Monotes pearsonii
- Conservation status: Vulnerable (IUCN 3.1)

Scientific classification
- Kingdom: Plantae
- Clade: Tracheophytes
- Clade: Angiosperms
- Clade: Eudicots
- Clade: Rosids
- Order: Malvales
- Family: Dipterocarpaceae
- Genus: Monotes
- Species: M. pearsonii
- Binomial name: Monotes pearsonii H.H.Bancr.

= Monotes pearsonii =

- Genus: Monotes
- Species: pearsonii
- Authority: H.H.Bancr.
- Conservation status: VU

Species of flowering plant

Monotes pearsonii is a species of flowering plant in the family Dipterocarpaceae.
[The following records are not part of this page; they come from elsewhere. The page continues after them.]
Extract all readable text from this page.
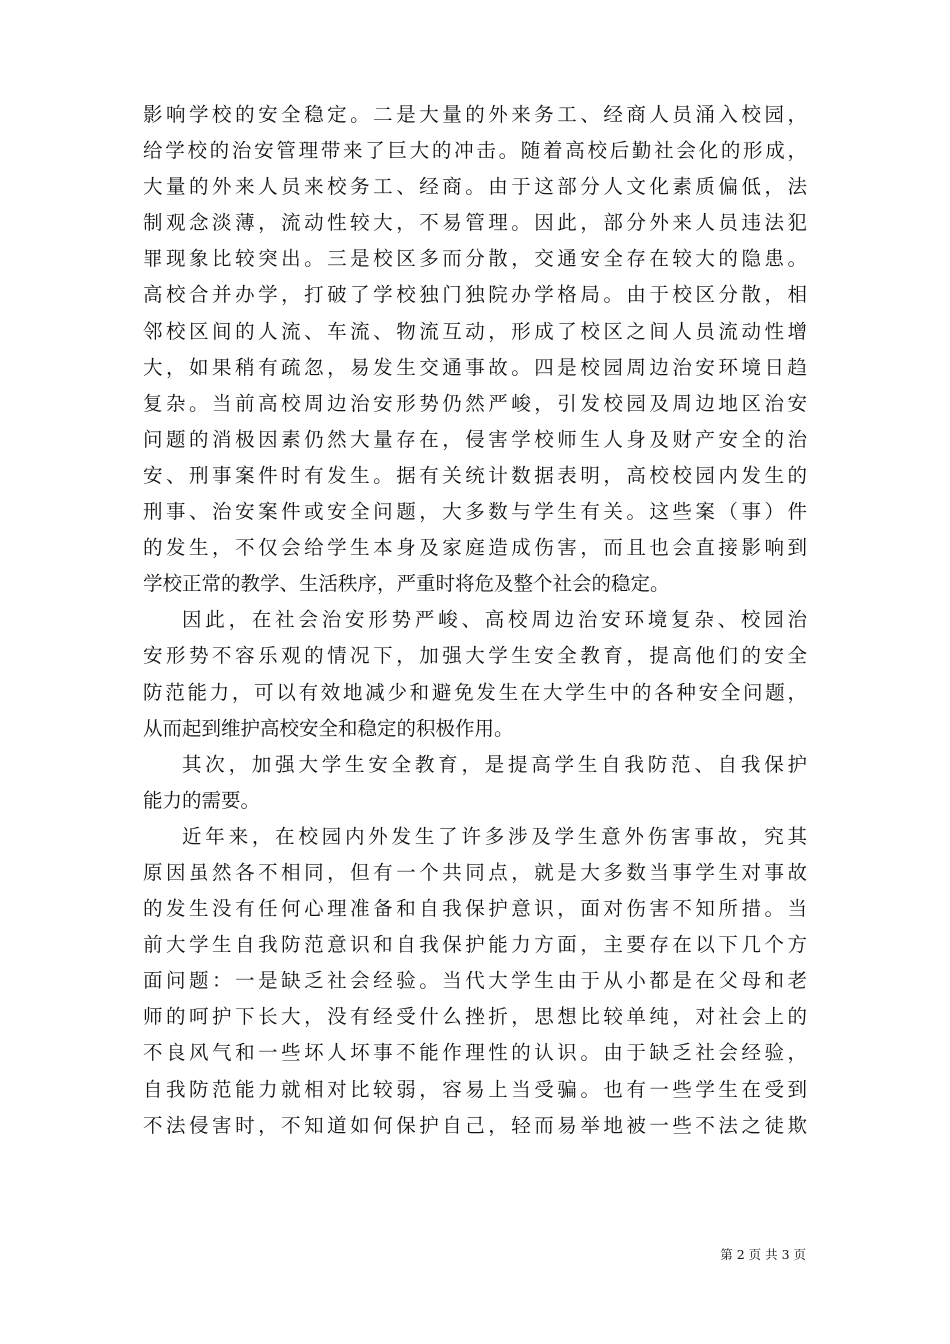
影响学校的安全稳定。二是大量的外来务工、经商人员涌入校园，
给学校的治安管理带来了巨大的冲击。随着高校后勤社会化的形成，
大量的外来人员来校务工、经商。由于这部分人文化素质偏低，法
制观念淡薄，流动性较大，不易管理。因此，部分外来人员违法犯
罪现象比较突出。三是校区多而分散，交通安全存在较大的隐患。
高校合并办学，打破了学校独门独院办学格局。由于校区分散，相
邻校区间的人流、车流、物流互动，形成了校区之间人员流动性增
大，如果稍有疏忽，易发生交通事故。四是校园周边治安环境日趋
复杂。当前高校周边治安形势仍然严峻，引发校园及周边地区治安
问题的消极因素仍然大量存在，侵害学校师生人身及财产安全的治
安、刑事案件时有发生。据有关统计数据表明，高校校园内发生的
刑事、治安案件或安全问题，大多数与学生有关。这些案（事）件
的发生，不仅会给学生本身及家庭造成伤害，而且也会直接影响到
学校正常的教学、生活秩序，严重时将危及整个社会的稳定。
因此，在社会治安形势严峻、高校周边治安环境复杂、校园治
安形势不容乐观的情况下，加强大学生安全教育，提高他们的安全
防范能力，可以有效地减少和避免发生在大学生中的各种安全问题，
从而起到维护高校安全和稳定的积极作用。
其次，加强大学生安全教育，是提高学生自我防范、自我保护
能力的需要。
近年来，在校园内外发生了许多涉及学生意外伤害事故，究其
原因虽然各不相同，但有一个共同点，就是大多数当事学生对事故
的发生没有任何心理准备和自我保护意识，面对伤害不知所措。当
前大学生自我防范意识和自我保护能力方面，主要存在以下几个方
面问题：一是缺乏社会经验。当代大学生由于从小都是在父母和老
师的呵护下长大，没有经受什么挫折，思想比较单纯，对社会上的
不良风气和一些坏人坏事不能作理性的认识。由于缺乏社会经验，
自我防范能力就相对比较弱，容易上当受骗。也有一些学生在受到
不法侵害时，不知道如何保护自己，轻而易举地被一些不法之徒欺
第 2 页 共 3 页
It is a shrub or tree native to south-central Africa, ranging from southern Democratic Republic of the Congo to southern Angola. It is the sole dipterocarp species native to Madagascar. It grows up to 6 metres tall. It grows in miombo woodland, typically on wooded slopes with shallow rocky soils, from 1,520 to 1,785 metres elevation. Associated trees include miombo (mainly genus Brachystegia) and other species of Monotes. Little is known of the species' current population status. The IUCN Red List assesses the species as Vulnerable.

The species was described by Nellie Bancroft in 1936.